在上 \(ds\) 之前考虑一下,如果暴力的从值域 \(0\) 到最终的答案的 \(x\) 会做多少次操作。注意到每次操作,你的下界会变回上次的 \(x\),上界则为当前的 \(x\),每次都是 \(x\) 的一个置换,值域下界为 \(1\),上界为 \(sum_{n}\)。考虑这样的操作要几次会让 \(1\rightarrow sum_n\),每次操作变化为 \(val\),那么显然是 \(1+1+2+3+5+8...\),像斐波那契数列一样跳:
描述表达
当 \(x=1\) 时,增加最少为当前 \(a_j=1\),这样 \(x=1+1\),\(x=2\) 时,至少增加上次的上界为 \(1\),则 \(x=2+1\),然后再 \(x=3+2\),\(x=5+3\),\(x=8+5...\)。
数学表达
记 \(x\) 在第 \(i\) 时刻的值为 \(a_i\)。根据上述说的其实本质就为上次 \(x\) 作为下界,当前 \(x\) 为上界。那么最少增加下界。即有 \(i\) 时刻的下界为上一次的值,即为 \(a_{i-1}\)。考虑第 \(i+2\) 时刻,\(a_{i+2}=a_{i+1}+a_i\),\(a_i\) 为上次的下界,上次的下界为上上次的值。\(a_{i+1}\) 为上次的值,由上次的值加上上次的下界即为当前最坏的下界。
斐波那契数列
考虑第几项 \(x_i=INF\)?
\(\log{1e15}=49\),所以这玩意其实和 \(\log\) 也差不多。因为它的解析解并不太好求出这个 \(i\) 的不等式范围。

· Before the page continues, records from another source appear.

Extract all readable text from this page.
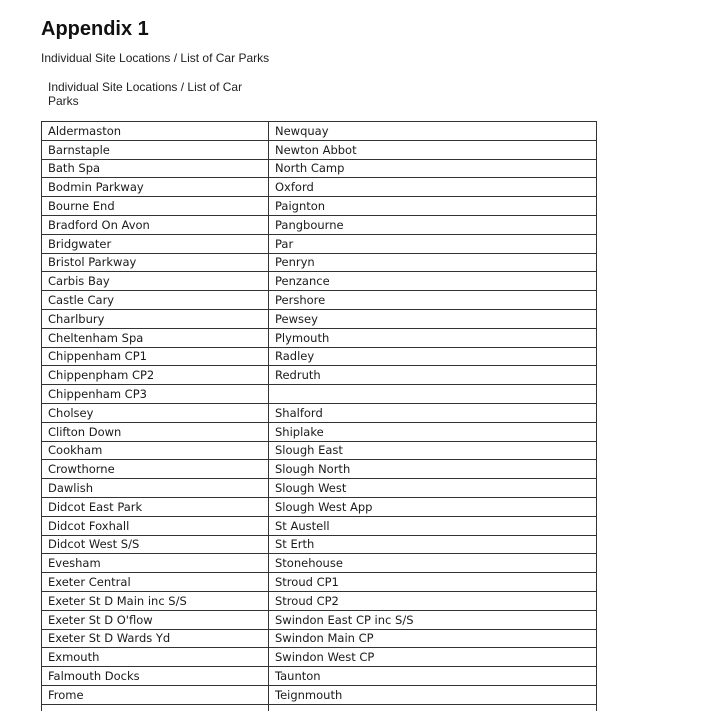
Appendix 1
Individual Site Locations / List of Car Parks
Individual Site Locations / List of Car Parks
Aldermaston	Newquay
Barnstaple	Newton Abbot
Bath Spa	North Camp
Bodmin Parkway	Oxford
Bourne End	Paignton
Bradford On Avon	Pangbourne
Bridgwater	Par
Bristol Parkway	Penryn
Carbis Bay	Penzance
Castle Cary	Pershore
Charlbury	Pewsey
Cheltenham Spa	Plymouth
Chippenham CP1	Radley
Chippenpham CP2	Redruth
Chippenham CP3	
Cholsey	Shalford
Clifton Down	Shiplake
Cookham	Slough East
Crowthorne	Slough North
Dawlish	Slough West
Didcot East Park	Slough West App
Didcot Foxhall	St Austell
Didcot West S/S	St Erth
Evesham	Stonehouse
Exeter Central	Stroud CP1
Exeter St D Main inc S/S	Stroud CP2
Exeter St D O'flow	Swindon East CP inc S/S
Exeter St D Wards Yd	Swindon Main CP
Exmouth	Swindon West CP
Falmouth Docks	Taunton
Frome	Teignmouth
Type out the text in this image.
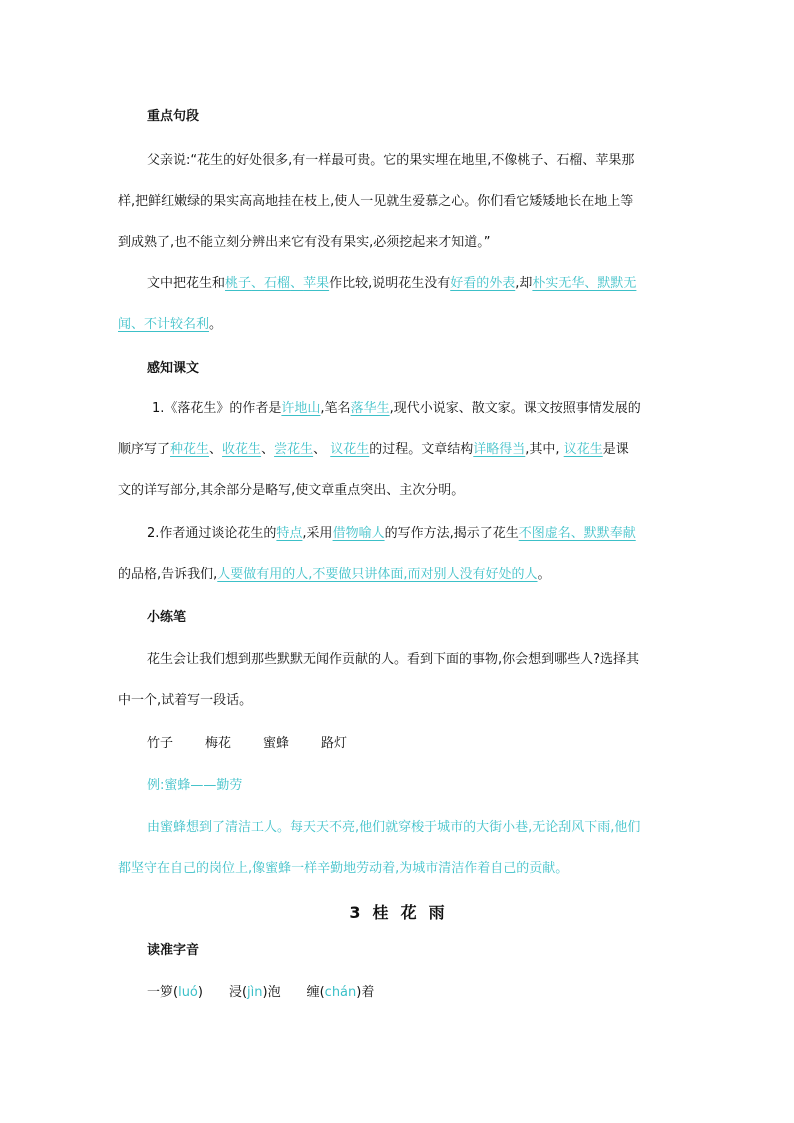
重点句段
父亲说:“花生的好处很多,有一样最可贵。它的果实埋在地里,不像桃子、石榴、苹果那
样,把鲜红嫩绿的果实高高地挂在枝上,使人一见就生爱慕之心。你们看它矮矮地长在地上等
到成熟了,也不能立刻分辨出来它有没有果实,必须挖起来才知道。”
文中把花生和桃子、石榴、苹果作比较,说明花生没有好看的外表,却朴实无华、默默无
闻、不计较名利。
感知课文
1.《落花生》的作者是许地山,笔名落华生,现代小说家、散文家。课文按照事情发展的
顺序写了种花生、收花生、尝花生、 议花生的过程。文章结构详略得当,其中, 议花生是课
文的详写部分,其余部分是略写,使文章重点突出、主次分明。
2.作者通过谈论花生的特点,采用借物喻人的写作方法,揭示了花生不图虚名、默默奉献
的品格,告诉我们,人要做有用的人,不要做只讲体面,而对别人没有好处的人。
小练笔
花生会让我们想到那些默默无闻作贡献的人。看到下面的事物,你会想到哪些人?选择其
中一个,试着写一段话。
竹子 梅花 蜜蜂 路灯
例:蜜蜂——勤劳
由蜜蜂想到了清洁工人。每天天不亮,他们就穿梭于城市的大街小巷,无论刮风下雨,他们
都坚守在自己的岗位上,像蜜蜂一样辛勤地劳动着,为城市清洁作着自己的贡献。
3 桂 花 雨
读准字音
一箩(luó) 浸(jìn)泡 缠(chán)着
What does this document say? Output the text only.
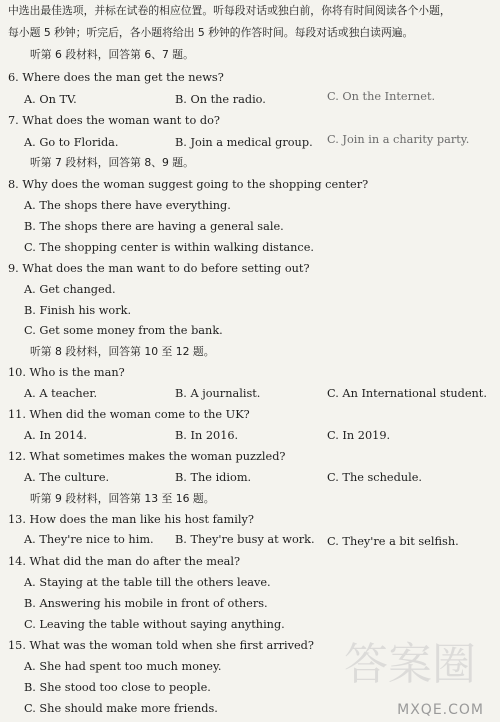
中选出最佳选项，并标在试卷的相应位置。听每段对话或独白前，你将有时间阅读各个小题，
每小题 5 秒钟；听完后，各小题将给出 5 秒钟的作答时间。每段对话或独白读两遍。
听第 6 段材料，回答第 6、7 题。
6. Where does the man get the news?
A. On TV.	B. On the radio.	C. On the Internet.
7. What does the woman want to do?
A. Go to Florida.	B. Join a medical group. C. Join in a charity party.
听第 7 段材料，回答第 8、9 题。
8. Why does the woman suggest going to the shopping center?
A. The shops there have everything.
B. The shops there are having a general sale.
C. The shopping center is within walking distance.
9. What does the man want to do before setting out?
A. Get changed.
B. Finish his work.
C. Get some money from the bank.
听第 8 段材料，回答第 10 至 12 题。
10. Who is the man?
A. A teacher.	B. A journalist.	C. An International student.
11. When did the woman come to the UK?
A. In 2014.	B. In 2016.	C. In 2019.
12. What sometimes makes the woman puzzled?
A. The culture.	B. The idiom.	C. The schedule.
听第 9 段材料，回答第 13 至 16 题。
13. How does the man like his host family?
A. They're nice to him. B. They're busy at work. C. They're a bit selfish.
14. What did the man do after the meal?
A. Staying at the table till the others leave.
B. Answering his mobile in front of others.
C. Leaving the table without saying anything.
15. What was the woman told when she first arrived?
A. She had spent too much money.
B. She stood too close to people.
C. She should make more friends.
答案圈
MXQE.COM
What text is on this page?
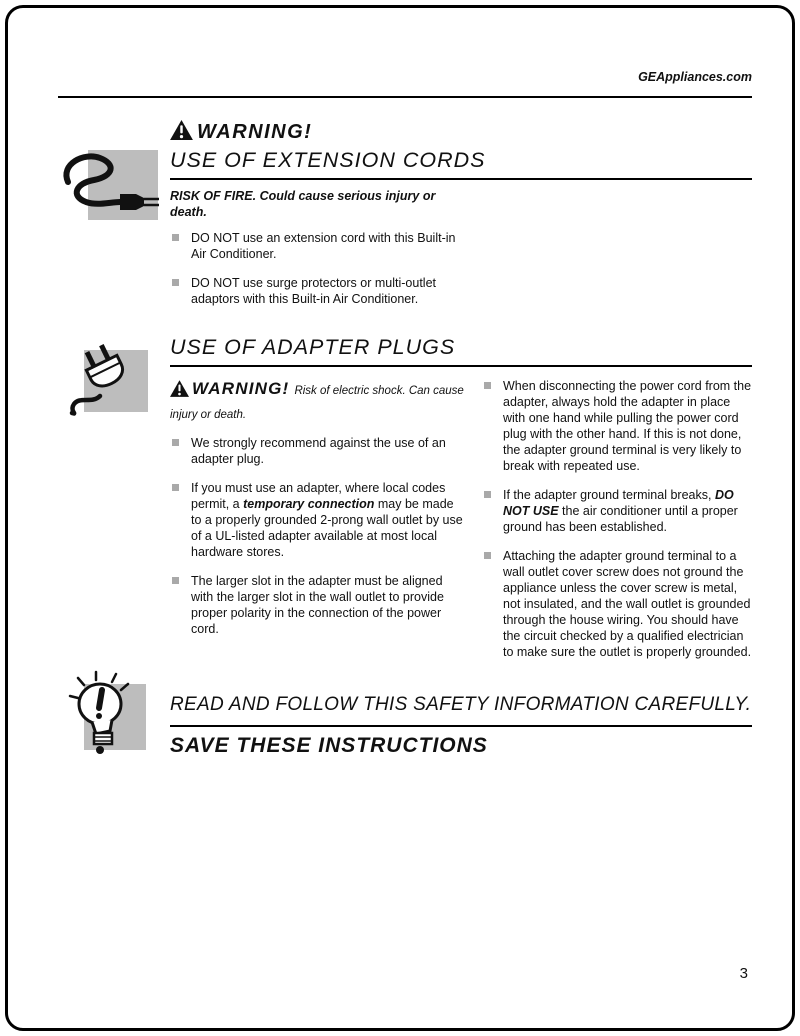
GEAppliances.com
WARNING!
USE OF EXTENSION CORDS

RISK OF FIRE. Could cause serious injury or death.

DO NOT use an extension cord with this Built-in Air Conditioner.
DO NOT use surge protectors or multi-outlet adaptors with this Built-in Air Conditioner.
USE OF ADAPTER PLUGS
WARNING! Risk of electric shock. Can cause injury or death.
We strongly recommend against the use of an adapter plug.
If you must use an adapter, where local codes permit, a temporary connection may be made to a properly grounded 2-prong wall outlet by use of a UL-listed adapter available at most local hardware stores.
The larger slot in the adapter must be aligned with the larger slot in the wall outlet to provide proper polarity in the connection of the power cord.
When disconnecting the power cord from the adapter, always hold the adapter in place with one hand while pulling the power cord plug with the other hand. If this is not done, the adapter ground terminal is very likely to break with repeated use.
If the adapter ground terminal breaks, DO NOT USE the air conditioner until a proper ground has been established.
Attaching the adapter ground terminal to a wall outlet cover screw does not ground the appliance unless the cover screw is metal, not insulated, and the wall outlet is grounded through the house wiring. You should have the circuit checked by a qualified electrician to make sure the outlet is properly grounded.
READ AND FOLLOW THIS SAFETY INFORMATION CAREFULLY.
SAVE THESE INSTRUCTIONS
3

本题显然最坏上界为 \(n\sum a_i\le 1e15\)。
所以这玩意暴力做也就 \(\log{\sum a_i}\) 次,考虑查询复杂度。\([l,r]\) 上 \([值域下界,值域上界]\) 上的数之和 \(newSum\)。这玩意显然树套树带双 \(\log\) 不可行,可以考虑主席树优化这类权值类信息查找,这样一来就是双 \(log\) 了。
细节
有个细节,当 \(a_j=x+1\) 时,虽然不满足 \(\le a_j\),但可以靠自身凑出 \(x+1\),而凑出 \(x+1\) 以后,剩余的 \(a_j \le x+1\) 了,也能凑了,所以真正的上界可以拓展到神秘数,即 \(x+1\)。
注意上一次的下界是属于不可取的:\(a_j>a_i\),所以查找应该为 \(\ge pre+1\)。当前神秘数则是可取的上界,所以 \([pre+1,x]\) 才是正确的,查找如果 \(sum=0\) 显然也可以提前结束了,因为 \(x\) 并不会再发生任何变化了。
参照代码
#include <bits/stdc++.h>
// #pragma GCC optimize(2)
// #pragma GCC optimize("Ofast,no-stack-protector,unroll-loops,fast-math")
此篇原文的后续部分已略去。